[eluser]tonanbarbarian[/eluser]
I have worked with a few different database engines over the yeah. MSAccess, Oracle and MYSQL to name a few. In my travels between the different databases I have come to the opinion that I only use standard SQL constructs where possible.
Chances are you might never want to run your code on anything but MySQL, but if you are building a CMS and you want to make it available to others you might want to consider making it database independant. Since CI can run on multiple database why not leverage that for your CMS.
So I do not use enum fields because they are not supported by all database engines.
And then the big issue here is what you are trying to do. You want to find the possible values in an Enum.
As someone with 10+ years in database design the first thing this suggests to me is that you should use a seperate table rather than an enum field.
Create a seperate table to store the values you had in the enum field and then replace the enum field with the id of the new table.
This is also how you should always design if you want to make your CMS database independant.
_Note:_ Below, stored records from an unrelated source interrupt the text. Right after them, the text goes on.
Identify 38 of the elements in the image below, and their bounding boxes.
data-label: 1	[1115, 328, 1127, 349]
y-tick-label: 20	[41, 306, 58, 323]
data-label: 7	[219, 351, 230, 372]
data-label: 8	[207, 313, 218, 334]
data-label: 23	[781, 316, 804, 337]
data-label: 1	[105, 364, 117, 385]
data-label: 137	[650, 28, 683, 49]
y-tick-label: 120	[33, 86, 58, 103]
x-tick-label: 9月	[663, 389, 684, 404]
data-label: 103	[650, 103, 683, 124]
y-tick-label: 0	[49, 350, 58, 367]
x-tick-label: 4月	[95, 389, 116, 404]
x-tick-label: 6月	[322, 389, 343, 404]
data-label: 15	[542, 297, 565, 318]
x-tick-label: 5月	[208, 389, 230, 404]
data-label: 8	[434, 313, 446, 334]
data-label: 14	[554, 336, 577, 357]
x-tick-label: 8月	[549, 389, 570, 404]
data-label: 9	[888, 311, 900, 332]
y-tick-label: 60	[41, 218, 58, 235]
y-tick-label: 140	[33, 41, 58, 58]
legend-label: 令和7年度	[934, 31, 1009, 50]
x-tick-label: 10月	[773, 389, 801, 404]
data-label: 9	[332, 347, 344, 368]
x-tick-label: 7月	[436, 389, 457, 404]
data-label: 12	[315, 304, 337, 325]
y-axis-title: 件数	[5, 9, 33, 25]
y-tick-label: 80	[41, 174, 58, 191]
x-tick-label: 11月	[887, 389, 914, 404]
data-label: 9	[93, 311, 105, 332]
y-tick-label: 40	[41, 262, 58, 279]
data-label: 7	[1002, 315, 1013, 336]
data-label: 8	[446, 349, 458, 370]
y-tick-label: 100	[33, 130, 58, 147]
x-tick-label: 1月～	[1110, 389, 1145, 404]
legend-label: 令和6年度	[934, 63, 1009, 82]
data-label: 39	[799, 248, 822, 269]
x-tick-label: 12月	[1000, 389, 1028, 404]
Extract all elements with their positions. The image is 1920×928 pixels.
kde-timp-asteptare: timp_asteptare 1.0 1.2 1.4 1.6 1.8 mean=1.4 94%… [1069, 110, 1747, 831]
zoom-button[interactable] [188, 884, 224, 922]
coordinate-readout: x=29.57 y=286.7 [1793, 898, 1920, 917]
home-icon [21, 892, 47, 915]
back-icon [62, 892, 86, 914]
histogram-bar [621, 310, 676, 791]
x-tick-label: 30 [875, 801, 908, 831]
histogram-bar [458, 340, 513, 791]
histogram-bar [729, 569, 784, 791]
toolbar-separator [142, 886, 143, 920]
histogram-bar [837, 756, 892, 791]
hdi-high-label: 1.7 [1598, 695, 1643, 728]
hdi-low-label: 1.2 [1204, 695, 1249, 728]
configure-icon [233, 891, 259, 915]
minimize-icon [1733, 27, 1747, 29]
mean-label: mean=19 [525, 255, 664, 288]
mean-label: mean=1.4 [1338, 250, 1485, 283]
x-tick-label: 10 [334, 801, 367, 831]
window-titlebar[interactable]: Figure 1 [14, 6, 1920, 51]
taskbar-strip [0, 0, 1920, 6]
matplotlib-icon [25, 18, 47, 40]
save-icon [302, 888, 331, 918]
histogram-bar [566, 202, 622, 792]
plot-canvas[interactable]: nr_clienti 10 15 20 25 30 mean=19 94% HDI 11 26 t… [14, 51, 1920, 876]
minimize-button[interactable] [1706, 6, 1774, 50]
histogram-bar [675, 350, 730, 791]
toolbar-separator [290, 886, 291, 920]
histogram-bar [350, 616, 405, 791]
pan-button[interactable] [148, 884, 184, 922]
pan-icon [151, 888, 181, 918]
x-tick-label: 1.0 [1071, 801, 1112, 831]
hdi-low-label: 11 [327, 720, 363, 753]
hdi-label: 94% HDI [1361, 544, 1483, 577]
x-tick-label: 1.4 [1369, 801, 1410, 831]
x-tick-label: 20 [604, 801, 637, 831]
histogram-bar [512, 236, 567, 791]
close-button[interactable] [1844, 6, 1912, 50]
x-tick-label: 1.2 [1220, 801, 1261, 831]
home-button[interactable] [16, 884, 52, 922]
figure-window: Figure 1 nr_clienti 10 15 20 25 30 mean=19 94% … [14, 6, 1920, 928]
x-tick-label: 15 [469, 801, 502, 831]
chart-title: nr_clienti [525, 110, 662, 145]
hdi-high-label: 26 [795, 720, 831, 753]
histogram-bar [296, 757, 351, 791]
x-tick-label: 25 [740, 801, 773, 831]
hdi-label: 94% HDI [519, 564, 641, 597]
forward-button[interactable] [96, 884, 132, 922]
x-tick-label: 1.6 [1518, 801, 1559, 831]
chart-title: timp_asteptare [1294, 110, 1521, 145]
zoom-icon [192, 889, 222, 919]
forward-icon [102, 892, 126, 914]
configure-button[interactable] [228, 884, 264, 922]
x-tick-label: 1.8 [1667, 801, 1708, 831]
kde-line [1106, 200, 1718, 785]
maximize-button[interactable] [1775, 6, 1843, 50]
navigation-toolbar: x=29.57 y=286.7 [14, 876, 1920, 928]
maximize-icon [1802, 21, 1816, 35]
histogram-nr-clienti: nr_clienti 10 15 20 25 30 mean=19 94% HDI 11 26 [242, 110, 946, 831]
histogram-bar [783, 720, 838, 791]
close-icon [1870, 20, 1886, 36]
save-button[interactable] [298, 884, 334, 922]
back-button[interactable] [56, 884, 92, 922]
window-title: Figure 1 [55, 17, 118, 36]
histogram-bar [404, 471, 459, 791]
Or a final option, if the enum values will NEVER change, is to store the possible values in a config file something like this.
Code:
$config['enumX'] = array(
'A'=>'Apple',
'B'=>'Banana',
'C'=>'Cherry'
...
);
You can then just store the indexes (A,B,c) in the table and do the lookup manually. You need to consider this option carefully thought because it does not allow you to retrieve the values (Apple, Banana, Cherry) via a query. You will always have to convert all keys to values. There is nothing essentially wrong with that but it may become inconvenient at times.
But just to reinforce what said previously, this option only works if the values NEVER change, because you have to modify the code to change them.